Francia. Scarcerato dopo sette anni di gattabuia, lo spavaldo e scorbutico rapinatore Mario (Jean Marie Bigard)costretto a travestirsi da prete per recuperare il bottino di una rapina su cui vogliono mettere le mani anche i vecchi compari, su indicazione del fratellino, lo spaurito sacerdote Patrick (Doudi Strajmayster), finisce in uno sperduto villaggio dove è appena crepato il parroco.

L'abito non fa il monaco?

A volte pare invece proprio di sì, dato che il duro se la cava benissimo nel nuovo ruolo, malgrado sembri un curato alquanto "originale".

Con complicazioni a catena.

IL MI$$IONARIO è una storia fragile ma spassosa e i due protagonisti davvero simpatici, il maturo Jean-Marie Bigard e il giovane Doudi Strajmayster, cloni rispettivamente di Lino Ventura e Ben Stiller.

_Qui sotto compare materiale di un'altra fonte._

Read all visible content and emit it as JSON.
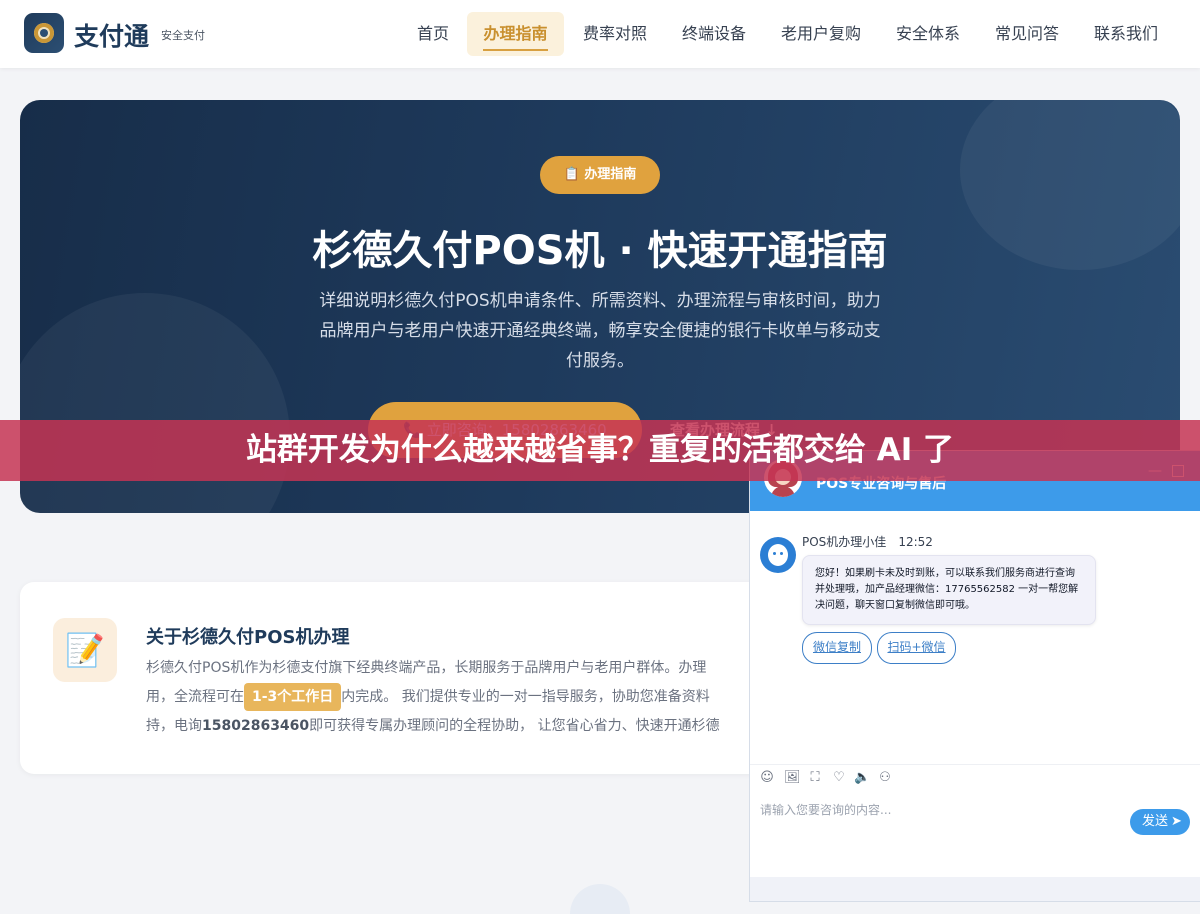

Sulla falsariga della commedia degli equivoci di vecchia data, l'esordiente regista Roger Delattre (lo manda Luc Besson nda) gioca sulla frizione tra i mondi, quello cattolico e laico, quello provinciale e metropolitano.
Il canovaccio collaudatissimo, che si affida a gags semplici, spesso telefonate (anche letteralmente, come nella sequenza delle messa), danno luogo a un risultato piacevole, soprattutto grazie alla faccia di marmo del protagonista.

C'è spazio pure per un (superfluo) messaggio di fratellanza interreligioso.

Inoltre il film ha il grande merito di evidenziare, in modo molto sottile, come i fedeli abbiano bisogno di un prete "umano", concreto e con i piedi per terra.